De nombreux membres des principaux experts économiques du Parti, plus orientés vers la réforme du marché, ont entre-temps pris leur retraite ou ont été remerciés, notamment le Premier ministre Li Keqiang et le Vice-premier ministre et "tsar de l'économie" Liu He, ainsi que le directeur de la banque centrale Yi Gang, le régulateur bancaire Guo Shuqing et le ministre des Finances Liu Kun. Il est probable que le nouveau Premier ministre Li Qiang ait une expérience limitée en matière d'économie. Cela pourrait laisser à He Lifeng, le nouveau vice-Premier ministre chargé de l'économie, un rôle démesuré. He est notamment un fervent défenseur du nationalisme économique privilégié par Xi, y compris de ses politiques d'"autosuffisance" axées sur la sécurité, ainsi que de la campagne "Prospérité commune" visant à réduire les inégalités et à favoriser l'unité culturelle par la répression des éléments du secteur privé. Le maintien en poste de Wang Huning indique également que l'accent continue d'être mis sur la prospérité commune et l'autosuffisance, étant donné son rôle idéologique clé dans l'élaboration de ces politiques. Par ailleurs, bien qu'un lien entre la décision frappante - pour la première fois en vingt ans - de ne pas inclure une seule femme au Politburo et la campagne de Xi visant à "durcir" la culture chinoise ne soit en aucun cas certain, il est au moins concevable.
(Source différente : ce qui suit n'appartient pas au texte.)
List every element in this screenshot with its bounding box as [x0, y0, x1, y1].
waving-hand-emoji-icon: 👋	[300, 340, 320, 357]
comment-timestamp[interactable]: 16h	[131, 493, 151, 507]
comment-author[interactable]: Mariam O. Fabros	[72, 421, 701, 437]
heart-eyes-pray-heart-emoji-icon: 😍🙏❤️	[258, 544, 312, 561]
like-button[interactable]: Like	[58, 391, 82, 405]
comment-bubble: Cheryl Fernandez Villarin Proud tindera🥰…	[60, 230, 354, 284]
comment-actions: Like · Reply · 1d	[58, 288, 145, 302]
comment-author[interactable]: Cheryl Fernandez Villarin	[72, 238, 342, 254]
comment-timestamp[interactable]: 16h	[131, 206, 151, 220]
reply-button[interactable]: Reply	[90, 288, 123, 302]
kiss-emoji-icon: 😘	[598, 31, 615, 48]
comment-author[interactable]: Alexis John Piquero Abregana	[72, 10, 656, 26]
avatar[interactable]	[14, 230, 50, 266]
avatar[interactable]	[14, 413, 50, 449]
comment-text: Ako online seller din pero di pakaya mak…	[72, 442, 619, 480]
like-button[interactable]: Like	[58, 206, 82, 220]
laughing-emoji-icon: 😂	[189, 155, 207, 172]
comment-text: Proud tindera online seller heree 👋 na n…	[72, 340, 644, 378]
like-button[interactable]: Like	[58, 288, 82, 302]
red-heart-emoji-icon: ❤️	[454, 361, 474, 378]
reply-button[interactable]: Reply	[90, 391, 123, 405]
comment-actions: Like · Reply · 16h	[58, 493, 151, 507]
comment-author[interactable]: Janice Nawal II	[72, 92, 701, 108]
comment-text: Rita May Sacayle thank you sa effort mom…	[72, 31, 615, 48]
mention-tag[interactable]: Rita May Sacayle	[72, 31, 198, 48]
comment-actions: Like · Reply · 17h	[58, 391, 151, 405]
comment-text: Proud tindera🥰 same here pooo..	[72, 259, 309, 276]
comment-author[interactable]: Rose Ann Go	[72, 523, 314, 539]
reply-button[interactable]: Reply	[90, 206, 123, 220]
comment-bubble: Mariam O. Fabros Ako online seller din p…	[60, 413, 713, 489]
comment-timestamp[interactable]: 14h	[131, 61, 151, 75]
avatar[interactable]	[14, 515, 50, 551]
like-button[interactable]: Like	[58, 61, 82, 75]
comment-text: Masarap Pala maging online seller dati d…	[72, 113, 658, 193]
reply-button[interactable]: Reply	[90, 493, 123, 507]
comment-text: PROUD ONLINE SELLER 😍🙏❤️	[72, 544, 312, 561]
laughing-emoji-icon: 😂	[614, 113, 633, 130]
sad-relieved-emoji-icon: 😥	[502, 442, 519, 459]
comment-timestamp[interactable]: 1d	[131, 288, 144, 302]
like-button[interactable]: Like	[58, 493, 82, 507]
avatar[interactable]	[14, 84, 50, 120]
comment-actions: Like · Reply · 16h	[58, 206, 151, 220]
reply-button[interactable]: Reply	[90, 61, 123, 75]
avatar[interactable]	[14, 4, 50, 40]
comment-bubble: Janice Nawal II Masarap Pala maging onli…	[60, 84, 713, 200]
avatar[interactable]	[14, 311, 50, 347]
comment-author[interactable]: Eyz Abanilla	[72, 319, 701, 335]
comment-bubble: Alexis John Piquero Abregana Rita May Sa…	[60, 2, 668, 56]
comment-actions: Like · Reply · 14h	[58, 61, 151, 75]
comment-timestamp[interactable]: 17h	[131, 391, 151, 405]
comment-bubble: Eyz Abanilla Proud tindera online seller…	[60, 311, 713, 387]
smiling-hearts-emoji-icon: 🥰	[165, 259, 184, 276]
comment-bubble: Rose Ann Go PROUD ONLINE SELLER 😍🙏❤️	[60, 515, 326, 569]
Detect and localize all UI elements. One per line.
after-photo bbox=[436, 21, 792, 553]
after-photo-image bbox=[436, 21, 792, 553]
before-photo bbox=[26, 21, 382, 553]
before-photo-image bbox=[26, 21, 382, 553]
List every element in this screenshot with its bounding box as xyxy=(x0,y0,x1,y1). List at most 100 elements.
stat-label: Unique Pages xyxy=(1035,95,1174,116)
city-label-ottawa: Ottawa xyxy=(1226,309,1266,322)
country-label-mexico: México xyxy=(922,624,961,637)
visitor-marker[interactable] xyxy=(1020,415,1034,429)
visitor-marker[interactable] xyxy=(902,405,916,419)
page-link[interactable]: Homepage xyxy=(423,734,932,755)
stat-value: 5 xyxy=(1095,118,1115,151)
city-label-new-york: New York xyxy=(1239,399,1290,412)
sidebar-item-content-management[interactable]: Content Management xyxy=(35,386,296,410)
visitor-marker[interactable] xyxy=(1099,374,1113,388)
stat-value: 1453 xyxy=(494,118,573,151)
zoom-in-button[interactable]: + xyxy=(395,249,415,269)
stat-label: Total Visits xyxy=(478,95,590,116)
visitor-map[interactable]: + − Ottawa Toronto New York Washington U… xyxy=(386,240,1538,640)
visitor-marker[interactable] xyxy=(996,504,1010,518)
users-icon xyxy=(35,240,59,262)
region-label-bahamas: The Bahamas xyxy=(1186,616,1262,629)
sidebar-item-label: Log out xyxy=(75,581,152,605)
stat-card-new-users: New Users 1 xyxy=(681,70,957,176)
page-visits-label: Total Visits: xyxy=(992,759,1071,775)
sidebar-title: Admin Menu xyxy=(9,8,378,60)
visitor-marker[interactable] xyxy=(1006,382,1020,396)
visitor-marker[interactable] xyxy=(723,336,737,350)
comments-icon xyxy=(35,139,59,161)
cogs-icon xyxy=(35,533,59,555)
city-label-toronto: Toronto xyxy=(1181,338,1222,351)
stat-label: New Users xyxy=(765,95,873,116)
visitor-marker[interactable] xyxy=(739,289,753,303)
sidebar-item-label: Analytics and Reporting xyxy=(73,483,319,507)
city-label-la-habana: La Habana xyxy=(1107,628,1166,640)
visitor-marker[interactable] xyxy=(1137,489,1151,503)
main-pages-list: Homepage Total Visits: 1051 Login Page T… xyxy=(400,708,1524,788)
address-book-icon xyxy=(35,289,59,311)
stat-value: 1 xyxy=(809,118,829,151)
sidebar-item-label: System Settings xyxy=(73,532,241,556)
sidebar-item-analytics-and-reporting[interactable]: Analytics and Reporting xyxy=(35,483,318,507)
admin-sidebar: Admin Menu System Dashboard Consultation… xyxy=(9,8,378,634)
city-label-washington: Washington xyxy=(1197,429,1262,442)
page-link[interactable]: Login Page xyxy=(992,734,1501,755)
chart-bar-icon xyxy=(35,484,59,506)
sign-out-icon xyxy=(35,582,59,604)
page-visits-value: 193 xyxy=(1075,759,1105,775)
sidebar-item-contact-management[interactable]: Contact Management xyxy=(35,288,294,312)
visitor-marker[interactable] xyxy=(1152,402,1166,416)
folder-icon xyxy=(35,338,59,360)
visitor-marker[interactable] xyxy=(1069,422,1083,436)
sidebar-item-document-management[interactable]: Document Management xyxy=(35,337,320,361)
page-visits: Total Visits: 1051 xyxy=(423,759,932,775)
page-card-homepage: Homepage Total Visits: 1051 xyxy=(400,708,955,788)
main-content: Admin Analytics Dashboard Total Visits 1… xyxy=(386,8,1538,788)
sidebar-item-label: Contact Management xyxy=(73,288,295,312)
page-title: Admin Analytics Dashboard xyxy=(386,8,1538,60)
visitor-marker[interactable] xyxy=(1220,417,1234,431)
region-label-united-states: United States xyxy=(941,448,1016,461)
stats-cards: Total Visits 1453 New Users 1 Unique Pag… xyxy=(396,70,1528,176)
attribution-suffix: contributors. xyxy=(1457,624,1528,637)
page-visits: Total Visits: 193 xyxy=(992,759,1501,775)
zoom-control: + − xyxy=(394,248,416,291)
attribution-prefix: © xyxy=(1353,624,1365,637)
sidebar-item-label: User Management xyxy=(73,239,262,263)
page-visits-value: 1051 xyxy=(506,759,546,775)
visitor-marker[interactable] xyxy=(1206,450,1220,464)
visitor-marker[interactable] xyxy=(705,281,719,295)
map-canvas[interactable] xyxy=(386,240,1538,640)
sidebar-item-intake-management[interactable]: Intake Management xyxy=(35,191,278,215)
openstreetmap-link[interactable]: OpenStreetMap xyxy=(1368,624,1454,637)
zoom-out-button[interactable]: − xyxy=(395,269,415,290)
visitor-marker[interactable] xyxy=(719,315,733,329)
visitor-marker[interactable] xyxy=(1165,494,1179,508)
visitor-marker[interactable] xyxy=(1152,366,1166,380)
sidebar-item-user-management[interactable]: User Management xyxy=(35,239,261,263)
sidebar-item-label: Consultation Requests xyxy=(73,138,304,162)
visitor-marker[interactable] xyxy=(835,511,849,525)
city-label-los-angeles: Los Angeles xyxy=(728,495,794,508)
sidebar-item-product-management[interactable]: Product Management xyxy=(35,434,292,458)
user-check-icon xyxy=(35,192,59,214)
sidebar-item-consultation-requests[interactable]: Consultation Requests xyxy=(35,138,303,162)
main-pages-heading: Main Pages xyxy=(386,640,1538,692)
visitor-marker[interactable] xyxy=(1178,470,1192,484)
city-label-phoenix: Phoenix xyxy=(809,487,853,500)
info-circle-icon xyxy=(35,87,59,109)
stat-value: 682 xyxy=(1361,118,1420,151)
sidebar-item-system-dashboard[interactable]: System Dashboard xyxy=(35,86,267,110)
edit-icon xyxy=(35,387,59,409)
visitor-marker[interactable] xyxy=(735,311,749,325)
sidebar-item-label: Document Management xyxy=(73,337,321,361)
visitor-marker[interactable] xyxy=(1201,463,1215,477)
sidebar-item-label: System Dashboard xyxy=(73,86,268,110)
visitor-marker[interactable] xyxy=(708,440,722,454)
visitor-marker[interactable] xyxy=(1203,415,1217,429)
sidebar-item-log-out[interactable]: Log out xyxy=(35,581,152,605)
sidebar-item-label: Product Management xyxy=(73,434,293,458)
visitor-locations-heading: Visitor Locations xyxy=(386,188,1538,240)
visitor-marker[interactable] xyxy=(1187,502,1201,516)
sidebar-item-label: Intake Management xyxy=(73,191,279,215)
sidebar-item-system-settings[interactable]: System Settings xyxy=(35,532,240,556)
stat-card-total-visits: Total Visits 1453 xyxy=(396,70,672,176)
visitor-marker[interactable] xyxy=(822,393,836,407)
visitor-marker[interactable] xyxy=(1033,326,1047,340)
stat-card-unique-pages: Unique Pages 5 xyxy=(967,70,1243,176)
En outre, le Politburo compte un nombre considérable de personnes ayant une expérience dans l'industrie de la défense (notamment Ma Xingrui, Zhang Guoqing et Yuan Jiajun) ou dans des entreprises ou agences d'État scientifiques et technologiques proches de l'armée (notamment Chen Jining et Li Ganjie, ainsi que Ding Xuexiang, membre du PBSC). Cela signifie qu'une partie importante du Politburo est désormais composée de techno-nationalistes dévoués, ce qui témoigne de l'engagement de Xi à poursuivre l'autonomie technologique et économique et le découplage des chaînes d'approvisionnement de la Chine dans les domaines stratégiques.

Le maintien de Zhang Youxia, 72 ans, (l'un des rares généraux chinois ayant une réelle expérience du combat, ainsi qu'une expérience considérable dans le domaine de la technologie militaire), la nomination du général expérimenté He Weidong (ayant une expérience à la fois de la frontière avec l'Inde et du commandement du théâtre oriental axé sur Taïwan) à la vice-présidence de la CMC, ainsi que l'accession de Wang Yi, ministre des Affaires étrangères de longue date, au Politburo, témoignent également des préoccupations constantes de Xi concernant un environnement stratégique étranger plus hostile et de son désir pressant de maintenir la sécurité et la stabilité.

Dans l'ensemble, l'image claire qui se dégage du 20e Congrès du Parti est celle d'un PCC et d'un État chinois totalement alignés sur la vision de Xi d'une "sécurité nationale globale" et d'une "économie forteresse", l'accent étant mis sur la préparation à la confrontation et à la concurrence géopolitiques dans un avenir prévisible.